100 loops, best of 3: 3.3 ms per loop

vs.

%%timeit
a_list = []
b_list = []
for i in np.arange(n):
    if i % 2 == 0:
        a_list.append(i)
        b_list.append(i + 1)
    else:
        a_list.append(i)
        b_list.append(None)
data1 = pd.DataFrame({'A': a_list, 'B': b_list})

100 loops, best of 3: 12.4 ms per loop

120,654

calpyte

Updated on July 09, 2022

Comments

calpyte almost 2 years
I am appending rows to a pandas DataFrame within a for loop, but at the end the dataframe is always empty. I don't want to add the rows to an array and then call the DataFrame constructer, because my actual for loop handles lots of data. I also tried pd.concat without success. Could anyone highlight what I am missing to make the append statement work? Here's a dummy example:
```
import pandas as pd
import numpy as np

data = pd.DataFrame([])

for i in np.arange(0, 4):
    if i % 2 == 0:
        data.append(pd.DataFrame({'A': i, 'B': i + 1}, index=[0]), ignore_index=True)
    else:
        data.append(pd.DataFrame({'A': i}, index=[0]), ignore_index=True)

print data.head()

Empty DataFrame
Columns: []
Index: []
[Finished in 0.676s]
```
- AMC almost 4 years
  
  Does this answer your question?

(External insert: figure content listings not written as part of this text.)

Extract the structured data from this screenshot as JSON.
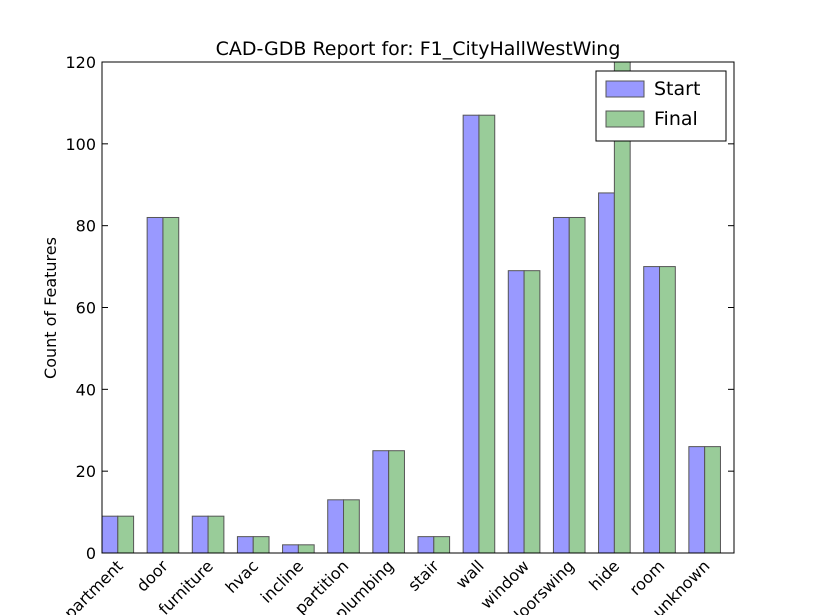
{
  "chart_data": {
    "type": "bar",
    "title": "CAD-GDB Report for: F1_CityHallWestWing",
    "ylabel": "Count of Features",
    "categories": [
      "apartment",
      "door",
      "furniture",
      "hvac",
      "incline",
      "partition",
      "plumbing",
      "stair",
      "wall",
      "window",
      "doorswing",
      "hide",
      "room",
      "unknown"
    ],
    "series": [
      {
        "name": "Start",
        "color": "#9999ff",
        "values": [
          9,
          82,
          9,
          4,
          2,
          13,
          25,
          4,
          107,
          69,
          82,
          88,
          70,
          26
        ]
      },
      {
        "name": "Final",
        "color": "#99cc99",
        "values": [
          9,
          82,
          9,
          4,
          2,
          13,
          25,
          4,
          107,
          69,
          82,
          130,
          70,
          26
        ]
      }
    ],
    "ylim": [
      0,
      120
    ],
    "yticks": [
      0,
      20,
      40,
      60,
      80,
      100,
      120
    ],
    "legend": "upper right"
  }
}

Appending pandas dataframes generated in a for loop
calpyte about 8 years

Alright, so saving it to an array and then calling the DataFrame is actually faster then. Thanks!
calpyte about 8 years

Thanks that works! Kinda silly that I didn't think of that.
Dan Fiorino over 4 years

The question is not about efficiently creating the dummy dataframe example.